$A$ current vs. time graph of the current passing through a solenoid is shown in the figure. For which time is the back electromotive force $(emf)$ a maximum? If the back $emf$ at $t = 3\;s$ is $e$, find the back $emf$ at $t = 7\;s$, $15\;s$, and $40\;s$. $OA$, $AB$, and $BC$ are straight line segments.

(D) The back $emf$ in a solenoid is given by $\varepsilon = -L \frac{dI}{dt}$, where $L$ is the self-inductance and $\frac{dI}{dt}$ is the slope of the current-time graph.
$1$. At $t = 3\;s$ (segment $OA$): The slope is $\frac{1 - 0}{5 - 0} = 0.2\;A/s$. Thus, $e = -L(0.2) = -0.2L$. Therefore, $L = -5e$.
$2$. At $t = 7\;s$ (segment $AB$): The slope is $\frac{-2 - 1}{10 - 5} = \frac{-3}{5} = -0.6\;A/s$. The back $emf$ is $\varepsilon_1 = -L(-0.6) = 0.6L$. Substituting $L = -5e$, we get $\varepsilon_1 = 0.6(-5e) = -3e$.
$3$. At $t = 15\;s$ (segment $BC$): The slope is $\frac{0 - (-2)}{30 - 10} = \frac{2}{20} = 0.1\;A/s$. The back $emf$ is $\varepsilon_2 = -L(0.1) = -0.1L$. Substituting $L = -5e$, we get $\varepsilon_2 = -0.1(-5e) = 0.5e = \frac{e}{2}$.

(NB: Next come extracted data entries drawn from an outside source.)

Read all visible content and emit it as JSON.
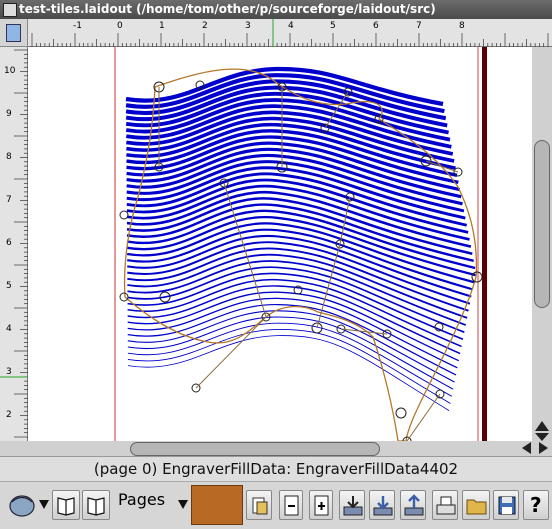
{
  "window": {
    "title": "test-tiles.laidout (/home/tom/other/p/sourceforge/laidout/src)"
  },
  "ruler": {
    "h_labels": [
      "-1",
      "0",
      "1",
      "2",
      "3",
      "4",
      "5",
      "6",
      "7",
      "8"
    ],
    "v_labels": [
      "10",
      "9",
      "8",
      "7",
      "6",
      "5",
      "4",
      "3",
      "2"
    ]
  },
  "status": {
    "text": "(page 0) EngraverFillData: EngraverFillData4402"
  },
  "toolbar": {
    "pages_label": "Pages",
    "color_swatch": "#b86a24",
    "buttons": [
      "spread-view-icon",
      "page-left-icon",
      "page-right-icon",
      "tool-icon",
      "minus-icon",
      "plus-icon",
      "import-icon",
      "download-icon",
      "upload-icon",
      "print-icon",
      "open-folder-icon",
      "save-icon",
      "help-icon"
    ],
    "help_label": "?"
  },
  "colors": {
    "fill_lines": "#0000cc",
    "outline": "#b4782a",
    "page_edge": "#5a0000",
    "margin": "#cc3333"
  }
}
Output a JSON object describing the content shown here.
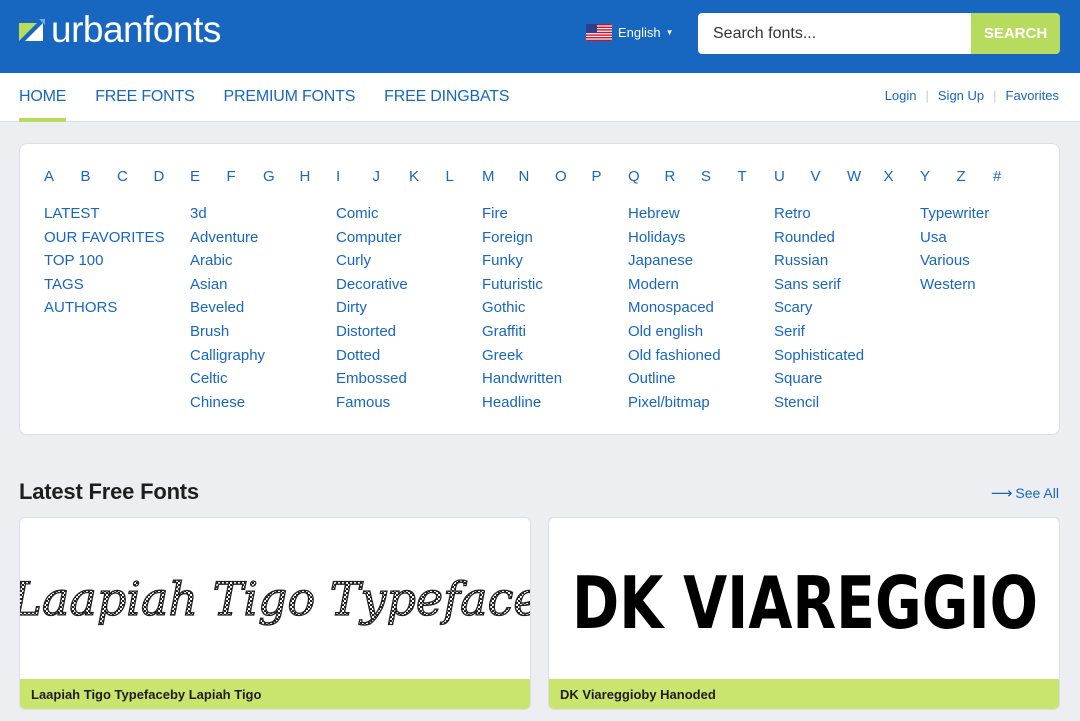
{
  "header": {
    "logo_text": "urbanfonts",
    "language": "English",
    "search_placeholder": "Search fonts...",
    "search_button": "SEARCH"
  },
  "nav": {
    "items": [
      "HOME",
      "FREE FONTS",
      "PREMIUM FONTS",
      "FREE DINGBATS"
    ],
    "active": "HOME",
    "aux": [
      "Login",
      "Sign Up",
      "Favorites"
    ]
  },
  "directory": {
    "letters": [
      "A",
      "B",
      "C",
      "D",
      "E",
      "F",
      "G",
      "H",
      "I",
      "J",
      "K",
      "L",
      "M",
      "N",
      "O",
      "P",
      "Q",
      "R",
      "S",
      "T",
      "U",
      "V",
      "W",
      "X",
      "Y",
      "Z",
      "#"
    ],
    "columns": [
      [
        "LATEST",
        "OUR FAVORITES",
        "TOP 100",
        "TAGS",
        "AUTHORS"
      ],
      [
        "3d",
        "Adventure",
        "Arabic",
        "Asian",
        "Beveled",
        "Brush",
        "Calligraphy",
        "Celtic",
        "Chinese"
      ],
      [
        "Comic",
        "Computer",
        "Curly",
        "Decorative",
        "Dirty",
        "Distorted",
        "Dotted",
        "Embossed",
        "Famous"
      ],
      [
        "Fire",
        "Foreign",
        "Funky",
        "Futuristic",
        "Gothic",
        "Graffiti",
        "Greek",
        "Handwritten",
        "Headline"
      ],
      [
        "Hebrew",
        "Holidays",
        "Japanese",
        "Modern",
        "Monospaced",
        "Old english",
        "Old fashioned",
        "Outline",
        "Pixel/bitmap"
      ],
      [
        "Retro",
        "Rounded",
        "Russian",
        "Sans serif",
        "Scary",
        "Serif",
        "Sophisticated",
        "Square",
        "Stencil"
      ],
      [
        "Typewriter",
        "Usa",
        "Various",
        "Western"
      ]
    ]
  },
  "latest": {
    "title": "Latest Free Fonts",
    "see_all": "See All",
    "cards": [
      {
        "preview_text": "Laapiah Tigo Typeface",
        "caption": "Laapiah Tigo Typefaceby Lapiah Tigo"
      },
      {
        "preview_text": "DK VIAREGGIO",
        "caption": "DK Viareggioby Hanoded"
      }
    ]
  },
  "colors": {
    "brand_blue": "#1766c0",
    "accent_green": "#b7dc5d",
    "caption_green": "#c9e56e",
    "page_bg": "#eceef2"
  }
}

$4$. At $t = 40\;s$: The current is constant at $0\;A$ (beyond $t=30\;s$), so the slope $\frac{dI}{dt} = 0$. Thus, the back $emf$ is $0$.
The magnitude of the back $emf$ is maximum when the slope $|\frac{dI}{dt}|$ is maximum. Comparing slopes: $|0.2|$, $|-0.6|$, and $|0.1|$. The maximum slope is $|-0.6|$ occurring between $t = 5\;s$ and $t = 10\;s$.